Gillian Bristol is a diplomat from Grenada, serving as ambassador to the United States and Mexico for the small island nation. She was the first Caribbean Islander to be president of the OAS Staff Association (the professional organization who represents OAS employees to OAS management).

==Early life and education==
Bristol is the child of Ruth and Carol Bristol and was born in St. Georges, Grenada. Her father Carol is a prominent Grenadian attorney who also served as Chief Justice. She attended St. Joseph's Convent High School in Grenada and Trinidad and Tobago, and earned honors degrees in languages (BA) and law (LLB) from the University of the West Indies in Cave Hill, Barbados in 1988.

==Career==
From 1992 through to 2008 she worked for the Organization of American States (OAS), as secretary for several committees affiliated with the OAS Permanent Council, as well as Program Manager at the Inter-American Committee Against Terrorism. She was elected as President of the OAS Staff Association in 2007.

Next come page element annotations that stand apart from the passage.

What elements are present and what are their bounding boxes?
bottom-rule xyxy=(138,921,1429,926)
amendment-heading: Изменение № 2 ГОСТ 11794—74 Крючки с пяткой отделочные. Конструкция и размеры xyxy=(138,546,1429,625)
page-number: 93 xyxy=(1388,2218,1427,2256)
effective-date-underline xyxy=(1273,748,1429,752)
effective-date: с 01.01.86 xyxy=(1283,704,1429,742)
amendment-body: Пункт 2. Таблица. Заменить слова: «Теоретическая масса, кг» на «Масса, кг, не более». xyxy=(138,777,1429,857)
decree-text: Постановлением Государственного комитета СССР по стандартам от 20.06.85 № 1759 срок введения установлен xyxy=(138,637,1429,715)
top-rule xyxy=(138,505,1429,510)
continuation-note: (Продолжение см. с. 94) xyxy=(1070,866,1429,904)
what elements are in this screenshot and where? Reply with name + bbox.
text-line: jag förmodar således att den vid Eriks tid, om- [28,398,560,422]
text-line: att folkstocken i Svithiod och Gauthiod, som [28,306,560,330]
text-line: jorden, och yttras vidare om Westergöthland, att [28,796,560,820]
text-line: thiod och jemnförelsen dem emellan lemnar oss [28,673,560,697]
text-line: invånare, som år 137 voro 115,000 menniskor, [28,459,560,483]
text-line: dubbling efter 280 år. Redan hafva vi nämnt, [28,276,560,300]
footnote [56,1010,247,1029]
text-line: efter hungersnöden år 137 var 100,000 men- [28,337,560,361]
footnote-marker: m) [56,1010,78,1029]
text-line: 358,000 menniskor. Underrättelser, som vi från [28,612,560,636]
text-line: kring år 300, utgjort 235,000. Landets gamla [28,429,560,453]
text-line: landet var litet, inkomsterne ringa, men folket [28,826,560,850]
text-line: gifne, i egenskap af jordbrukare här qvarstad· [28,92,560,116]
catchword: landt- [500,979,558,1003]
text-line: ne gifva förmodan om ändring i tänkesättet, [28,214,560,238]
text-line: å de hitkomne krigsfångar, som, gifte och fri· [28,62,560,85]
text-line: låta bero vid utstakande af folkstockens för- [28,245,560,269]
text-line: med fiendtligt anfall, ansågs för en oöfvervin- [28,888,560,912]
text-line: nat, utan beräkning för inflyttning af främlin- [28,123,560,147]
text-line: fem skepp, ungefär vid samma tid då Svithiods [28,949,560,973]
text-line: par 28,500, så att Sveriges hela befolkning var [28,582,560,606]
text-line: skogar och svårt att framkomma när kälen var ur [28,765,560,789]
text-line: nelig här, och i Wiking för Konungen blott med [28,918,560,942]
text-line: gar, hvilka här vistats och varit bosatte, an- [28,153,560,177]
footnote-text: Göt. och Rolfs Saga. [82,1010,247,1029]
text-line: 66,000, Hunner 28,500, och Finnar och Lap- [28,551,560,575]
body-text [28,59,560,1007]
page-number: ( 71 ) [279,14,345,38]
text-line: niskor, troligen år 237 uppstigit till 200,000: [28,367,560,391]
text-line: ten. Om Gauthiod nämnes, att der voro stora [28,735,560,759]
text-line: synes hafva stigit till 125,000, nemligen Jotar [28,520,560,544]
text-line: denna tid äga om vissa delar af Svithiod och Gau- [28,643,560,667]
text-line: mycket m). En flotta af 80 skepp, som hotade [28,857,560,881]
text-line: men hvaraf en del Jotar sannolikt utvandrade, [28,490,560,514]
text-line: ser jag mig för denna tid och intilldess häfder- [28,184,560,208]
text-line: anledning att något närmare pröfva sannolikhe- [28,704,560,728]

In 2009, Bristol was appointed by Prime Minister Tillman Thomas as the country's ambassador to the United States, where she headed Grenada's Mission in Washington, DC. In 2010, she was also accredited as Grenada's non-resident Ambassador to Mexico. Following the 2013 election, she was replaced by Dr. E. Angus Friday.

In August 2016, Bristol joined the newly established Office for Global Affairs at the University of the West Indies at Mona, Jamaica, and was appointed director of the Latin American and Caribbean Centre (LACC).